# Car and satillite problem

1. Sep 30, 2007

### rgitelman

1. The problem statement, all variables and given/known data

1. Starting from rest, a car travels 1350m in one minute. It accelerated at 1m/s2 until it reached its cruising speed. Then it drove the remaining distance at constant velocity. What was its cruising speed?

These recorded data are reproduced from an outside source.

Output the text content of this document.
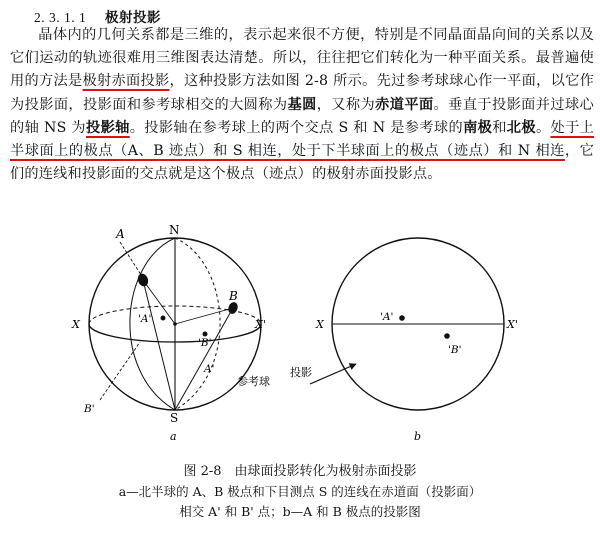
2. 3. 1. 1 极射投影
晶体内的几何关系都是三维的，表示起来很不方便，特别是不同晶面晶向间的关系以及它们运动的轨迹很难用三维图表达清楚。所以，往往把它们转化为一种平面关系。最普遍使用的方法是极射赤面投影，这种投影方法如图 2-8 所示。先过参考球球心作一平面，以它作为投影面，投影面和参考球相交的大圆称为基圆，又称为赤道平面。垂直于投影面并过球心的轴 NS 为投影轴。投影轴在参考球上的两个交点 S 和 N 是参考球的南极和北极。处于上半球面上的极点（A、B 迹点）和 S 相连，处于下半球面上的极点（迹点）和 N 相连，它们的连线和投影面的交点就是这个极点（迹点）的极射赤面投影点。
A	N
B
'A'
'B'
X	X'
A'
B'
S
参考球
a
投影
'A'
'B'
X	X'
b
图 2-8　由球面投影转化为极射赤面投影
a—北半球的 A、B 极点和下目测点 S 的连线在赤道面（投影面）
相交 A' 和 B' 点；b—A 和 B 极点的投影图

2. A satellite is in a circular orbit 600km above the Earth’s surface. The acceleration of gravity is 8.21m/s2 at this altitude. The radius of the Earth 6400km. Determine the speed of the satellite and the time to complete of orbit around earth.

2. Relevant equations
problem 1:
d=1350m
t=60sec
a=1m/s2

a=v/t
v=at2
v=d/t

t1 t2
|___________.______________________> time x
d1 d2

d1+d2=1350m t1+t2=60 secs

d1=a(t1)squared d2=v(t)sqaured

problem 2:
r=600km+6400km=7000km=7,000,000m
a=9.81m/(s)squared

a=(v)squared/r
v=d/t = pie*diameter/t

3. The attempt at a solution

problem 1:
i derived these two formulas
d=a(t1)squared+v(t)squared
d=a(t1)squared+v(t-t1)

i don't know where to go from there because i have 2 unknown variables, v and t1.

problem 2:
(v)squared/7,000,000m=8.21m/(s)squared

v=7580.897045m/s

7580.897045m/s=pie*(7,000,000*2)/t

t=5801.727274s

i got the answer for speed and time, but i'm not sure if i did it right.

2. Sep 30, 2007

### JoAuSc

problem 1:

d = a*t1^2 + v*(t-t1)

is correct but you're forgetting that the cruise velocity v is also constrained by being the result of acceleration for t1 time:

v = a*t1

so you can substitute for v into the d equation and you end up with a quadratic equation with one unknown.

problem 2:

Your answers seem to be correct. Btw, your math would look much more clear if you did something like "v^2" to mean "v squared".